Once they had covered their father with blankets, the ambulance headed off again. Wally gritted his teeth in agony, his leg having ballooned to twice its normal size. Whenever he felt blackness closing in, he heard his children’s voices: “You’re okay, Daddy. Don’t go unconscious.”
Wally’s head rocked back and forth as he mumbled in Spanish, “God, please protect my family.”
“Dad! Dad! Wake up!” Gil shouted. But Wally felt himself being drawn into a peaceful place. He couldn’t think of a better way to die, with his family around him. Then he remembered where he was. You promised the kids you’d try, he scolded himself, fighting his way back to consciousness.
Siren blaring, the ambulance sped through the hilly streets of Tegucigalpa. At 5:30 p.m.—more than four hours after the shooting—the family arrived at the hospital. None of the staff preparing Wally for surgery could believe he had survived for so long. He had lost half the blood in his body.
“I’ll do my best,” vascular surgeon José Carlos Alcerro Diaz told Sharleen, “but I don’t know if we can save his life, much less his leg.”
In the operating room, Alcerro Diaz clamped off the bleeding artery and vein. Both were badly torn. He carefully sutured the damaged ends of the vein, then began the delicate task of stitching a four-centimetre artificial graft to join the destroyed ends of the artery.
After more than two hours, the surgeon held his breath as he removed the clamps, then grinned with relief as blood flowed into Wally’s swollen leg.
By the next day, the patient was stable and his children were allowed to see him. They entered Wally’s room one at a time, and he gripped their hands. “Thanks for being there for me,” he said.
Nine days later, a boil appeared on his buttock. “That’s no boil.
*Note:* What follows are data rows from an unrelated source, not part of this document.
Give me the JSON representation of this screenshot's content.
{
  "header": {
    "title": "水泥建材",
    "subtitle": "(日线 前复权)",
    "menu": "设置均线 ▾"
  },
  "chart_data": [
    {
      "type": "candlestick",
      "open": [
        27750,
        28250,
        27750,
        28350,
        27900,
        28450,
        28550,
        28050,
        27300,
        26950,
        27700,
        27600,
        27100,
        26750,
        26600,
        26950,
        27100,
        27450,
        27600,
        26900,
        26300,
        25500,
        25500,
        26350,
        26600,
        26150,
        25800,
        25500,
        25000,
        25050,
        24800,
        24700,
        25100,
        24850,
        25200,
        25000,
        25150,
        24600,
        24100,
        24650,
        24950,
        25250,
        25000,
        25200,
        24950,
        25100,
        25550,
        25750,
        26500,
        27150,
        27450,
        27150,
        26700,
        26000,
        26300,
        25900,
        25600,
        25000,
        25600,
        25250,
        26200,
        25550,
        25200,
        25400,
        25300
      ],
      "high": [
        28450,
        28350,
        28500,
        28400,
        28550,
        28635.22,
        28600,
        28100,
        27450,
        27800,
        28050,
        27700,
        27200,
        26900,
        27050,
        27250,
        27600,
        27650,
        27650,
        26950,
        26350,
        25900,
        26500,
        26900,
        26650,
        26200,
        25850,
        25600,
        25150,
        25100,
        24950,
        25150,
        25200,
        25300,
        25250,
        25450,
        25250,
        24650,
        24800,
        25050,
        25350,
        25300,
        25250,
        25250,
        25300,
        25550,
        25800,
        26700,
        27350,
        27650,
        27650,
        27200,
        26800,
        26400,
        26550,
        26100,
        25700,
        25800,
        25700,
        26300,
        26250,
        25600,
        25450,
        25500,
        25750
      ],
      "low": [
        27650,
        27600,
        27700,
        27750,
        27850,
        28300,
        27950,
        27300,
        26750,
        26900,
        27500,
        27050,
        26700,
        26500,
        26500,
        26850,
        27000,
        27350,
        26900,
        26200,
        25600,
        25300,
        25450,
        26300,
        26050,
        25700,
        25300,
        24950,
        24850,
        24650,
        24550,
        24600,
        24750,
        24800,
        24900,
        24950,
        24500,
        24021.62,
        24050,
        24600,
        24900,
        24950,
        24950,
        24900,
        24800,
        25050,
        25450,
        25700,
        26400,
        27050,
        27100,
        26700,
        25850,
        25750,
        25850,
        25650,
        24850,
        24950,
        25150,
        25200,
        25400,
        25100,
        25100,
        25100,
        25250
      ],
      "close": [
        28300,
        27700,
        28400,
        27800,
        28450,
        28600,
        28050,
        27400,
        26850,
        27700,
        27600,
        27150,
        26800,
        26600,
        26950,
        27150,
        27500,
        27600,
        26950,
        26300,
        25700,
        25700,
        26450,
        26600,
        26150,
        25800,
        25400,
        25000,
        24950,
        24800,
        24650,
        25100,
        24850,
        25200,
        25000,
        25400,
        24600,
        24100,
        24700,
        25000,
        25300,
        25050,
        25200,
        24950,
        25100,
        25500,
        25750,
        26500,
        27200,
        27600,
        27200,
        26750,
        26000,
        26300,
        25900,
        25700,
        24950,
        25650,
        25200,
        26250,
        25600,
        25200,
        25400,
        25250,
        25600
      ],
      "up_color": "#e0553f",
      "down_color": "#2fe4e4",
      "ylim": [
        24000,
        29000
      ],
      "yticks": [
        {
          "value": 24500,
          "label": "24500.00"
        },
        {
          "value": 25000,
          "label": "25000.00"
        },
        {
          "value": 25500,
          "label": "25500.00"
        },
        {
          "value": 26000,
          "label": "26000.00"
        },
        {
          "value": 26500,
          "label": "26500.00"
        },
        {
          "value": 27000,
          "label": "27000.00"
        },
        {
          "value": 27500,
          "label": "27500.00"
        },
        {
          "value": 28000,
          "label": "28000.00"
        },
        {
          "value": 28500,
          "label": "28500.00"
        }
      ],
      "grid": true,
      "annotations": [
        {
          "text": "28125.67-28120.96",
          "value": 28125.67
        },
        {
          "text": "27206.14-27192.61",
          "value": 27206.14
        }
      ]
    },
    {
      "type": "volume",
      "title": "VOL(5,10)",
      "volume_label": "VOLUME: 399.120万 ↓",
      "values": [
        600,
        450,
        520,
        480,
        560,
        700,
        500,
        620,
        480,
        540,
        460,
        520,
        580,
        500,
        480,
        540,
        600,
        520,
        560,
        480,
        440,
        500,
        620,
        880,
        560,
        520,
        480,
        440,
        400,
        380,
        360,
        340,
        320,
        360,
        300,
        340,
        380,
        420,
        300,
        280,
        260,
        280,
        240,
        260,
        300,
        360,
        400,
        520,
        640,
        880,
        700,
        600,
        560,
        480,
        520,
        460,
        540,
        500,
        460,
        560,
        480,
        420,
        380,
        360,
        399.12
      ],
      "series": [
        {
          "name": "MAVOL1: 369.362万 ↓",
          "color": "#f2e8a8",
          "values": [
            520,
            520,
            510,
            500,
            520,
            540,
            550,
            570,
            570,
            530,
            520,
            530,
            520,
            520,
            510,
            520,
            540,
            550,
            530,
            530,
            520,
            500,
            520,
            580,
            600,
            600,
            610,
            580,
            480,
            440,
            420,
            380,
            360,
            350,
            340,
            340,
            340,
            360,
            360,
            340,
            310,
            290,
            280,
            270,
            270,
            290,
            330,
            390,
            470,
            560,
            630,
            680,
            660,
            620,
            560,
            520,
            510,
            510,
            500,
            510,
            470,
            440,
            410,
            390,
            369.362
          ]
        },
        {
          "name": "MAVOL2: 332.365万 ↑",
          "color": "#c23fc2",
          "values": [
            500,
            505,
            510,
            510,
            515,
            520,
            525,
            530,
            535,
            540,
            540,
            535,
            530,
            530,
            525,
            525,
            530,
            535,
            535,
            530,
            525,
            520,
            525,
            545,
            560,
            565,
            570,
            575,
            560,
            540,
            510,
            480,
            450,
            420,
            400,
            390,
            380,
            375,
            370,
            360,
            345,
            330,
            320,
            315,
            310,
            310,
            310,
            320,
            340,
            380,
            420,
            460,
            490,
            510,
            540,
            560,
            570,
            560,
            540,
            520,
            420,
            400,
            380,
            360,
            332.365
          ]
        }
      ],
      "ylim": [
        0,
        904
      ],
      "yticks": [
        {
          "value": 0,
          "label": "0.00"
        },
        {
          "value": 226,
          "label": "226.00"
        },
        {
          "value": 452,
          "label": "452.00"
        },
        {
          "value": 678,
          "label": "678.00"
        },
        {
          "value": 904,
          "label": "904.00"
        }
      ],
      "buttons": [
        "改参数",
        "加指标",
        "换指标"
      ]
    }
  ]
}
That’s the bullet,” Sharleen declared. It was removed, and 24 hours later Wally left the hospital on crutches.
Wally’s recuperation in Honduras lasted long enough for Sharleen to oversee another four first-aid courses. By February, one month after the shooting, he could limp a kilometre, and the family drove to the Caribbean Bay Islands—sticking to the main highway—for the holiday they’d missed. They returned home to B.C. in March.
The Canadian Embassy reported the crime to the Criminal Investigation Branch in Juticalpa. Armed with the Eamers’ description of the gunman, the police conducted an investigation, but the robber was never caught.
Wally Eamer kept the dented bullet that nearly killed him as a reminder of his good fortune.
“You have to be proud of kids who saved your life,” he says, smiling.